The second factor was the “negative campaigning” by Modi and his allies.

Instead of focusing on his “development agenda” and his plan for the state, the Prime Minister went too aggressive against the rival alliance at every rally. While he questioned the DNA of Bihar chief minister Kumar and indirectly called Rashtriya Janata Dal (RJD) chief Lalu Prasad as “shaitan” (devil), the Congress was charged with having indulged in 1984 anti-Sikh riots.

The third factor was Modi’s failure to fulfil the promises he made to the voters during last year’s Lok Sabha poll campaign. One of them was bringing backblack money stashed in foreign banks and crediting Rs1.5 million (Dh83,460) in the bank account of every Indians.
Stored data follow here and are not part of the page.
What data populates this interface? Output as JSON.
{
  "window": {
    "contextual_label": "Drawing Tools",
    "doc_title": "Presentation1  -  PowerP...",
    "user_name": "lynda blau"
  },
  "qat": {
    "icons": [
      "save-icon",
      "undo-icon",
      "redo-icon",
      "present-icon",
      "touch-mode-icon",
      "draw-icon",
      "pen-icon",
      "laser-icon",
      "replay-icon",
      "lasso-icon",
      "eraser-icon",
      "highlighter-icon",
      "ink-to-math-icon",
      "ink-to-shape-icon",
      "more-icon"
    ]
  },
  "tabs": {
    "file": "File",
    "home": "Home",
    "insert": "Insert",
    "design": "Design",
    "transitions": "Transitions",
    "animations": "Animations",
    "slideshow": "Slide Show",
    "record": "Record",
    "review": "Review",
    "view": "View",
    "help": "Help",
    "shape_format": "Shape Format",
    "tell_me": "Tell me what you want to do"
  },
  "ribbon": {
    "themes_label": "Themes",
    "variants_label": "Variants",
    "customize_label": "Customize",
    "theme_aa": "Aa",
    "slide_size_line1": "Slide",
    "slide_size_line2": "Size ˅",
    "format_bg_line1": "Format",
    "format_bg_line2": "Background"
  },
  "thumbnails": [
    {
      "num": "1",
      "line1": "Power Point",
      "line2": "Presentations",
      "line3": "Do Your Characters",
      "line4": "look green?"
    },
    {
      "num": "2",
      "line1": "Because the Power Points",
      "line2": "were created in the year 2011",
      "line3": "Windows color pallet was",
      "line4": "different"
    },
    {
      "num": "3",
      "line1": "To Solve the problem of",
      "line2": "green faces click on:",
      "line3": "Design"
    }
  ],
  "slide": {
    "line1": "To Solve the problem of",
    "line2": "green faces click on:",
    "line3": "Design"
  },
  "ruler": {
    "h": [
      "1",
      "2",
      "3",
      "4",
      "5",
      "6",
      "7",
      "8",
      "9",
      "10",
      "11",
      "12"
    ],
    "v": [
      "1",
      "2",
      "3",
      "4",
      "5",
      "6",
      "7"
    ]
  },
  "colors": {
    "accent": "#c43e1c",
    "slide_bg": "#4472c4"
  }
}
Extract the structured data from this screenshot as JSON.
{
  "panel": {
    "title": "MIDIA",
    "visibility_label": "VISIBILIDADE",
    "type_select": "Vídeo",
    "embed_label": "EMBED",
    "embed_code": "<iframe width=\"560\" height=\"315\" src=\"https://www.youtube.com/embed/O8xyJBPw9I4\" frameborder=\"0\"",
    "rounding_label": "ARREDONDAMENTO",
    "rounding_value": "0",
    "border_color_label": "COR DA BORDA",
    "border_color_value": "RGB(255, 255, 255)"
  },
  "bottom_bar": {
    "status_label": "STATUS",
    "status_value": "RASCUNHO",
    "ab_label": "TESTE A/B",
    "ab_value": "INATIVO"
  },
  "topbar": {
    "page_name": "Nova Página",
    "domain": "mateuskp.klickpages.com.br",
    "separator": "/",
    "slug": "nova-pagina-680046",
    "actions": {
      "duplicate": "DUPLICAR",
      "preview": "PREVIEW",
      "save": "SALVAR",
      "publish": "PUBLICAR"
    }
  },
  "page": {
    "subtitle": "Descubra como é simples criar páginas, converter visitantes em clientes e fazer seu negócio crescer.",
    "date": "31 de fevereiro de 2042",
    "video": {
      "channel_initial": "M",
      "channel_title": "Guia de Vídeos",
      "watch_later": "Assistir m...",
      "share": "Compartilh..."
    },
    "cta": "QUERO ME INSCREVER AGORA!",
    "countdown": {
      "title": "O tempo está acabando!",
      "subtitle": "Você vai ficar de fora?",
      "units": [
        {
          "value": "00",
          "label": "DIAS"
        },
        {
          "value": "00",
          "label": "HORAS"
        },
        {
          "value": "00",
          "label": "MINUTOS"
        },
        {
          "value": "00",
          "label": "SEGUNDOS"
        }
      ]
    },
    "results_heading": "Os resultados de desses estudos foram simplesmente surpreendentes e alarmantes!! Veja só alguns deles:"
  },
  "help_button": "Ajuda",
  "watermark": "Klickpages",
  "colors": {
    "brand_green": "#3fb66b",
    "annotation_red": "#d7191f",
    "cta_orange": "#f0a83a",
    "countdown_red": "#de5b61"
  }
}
“Modiji had promised to credit Rs1.5 million to the bank account of every Indian and hence I opened my bank account hoping for it but got nothing in the end. So I voted against him in the election. There were many villagers who joined me,” said Krishnandan Kumar, a resident from Vaishali village.

Observers say the poll outcome will have an impact on the national level. While the Modi government will get further weakened and find it hard to push through its reformist agenda due its inadequate number in the Rajya Sabha, it will encourage the oppositions parties to come together and defeat the BJP, taking a lesson from friendship between two arch-rivals Lalu Prasad and Nitish Kumar who joined hands together to unitedly take on the BJP after their severe poll defeat in the last year’s LS polls. Now the fate of Amit Shah too hangs in balance following two successive defeats as it badly exposes his organisational skills.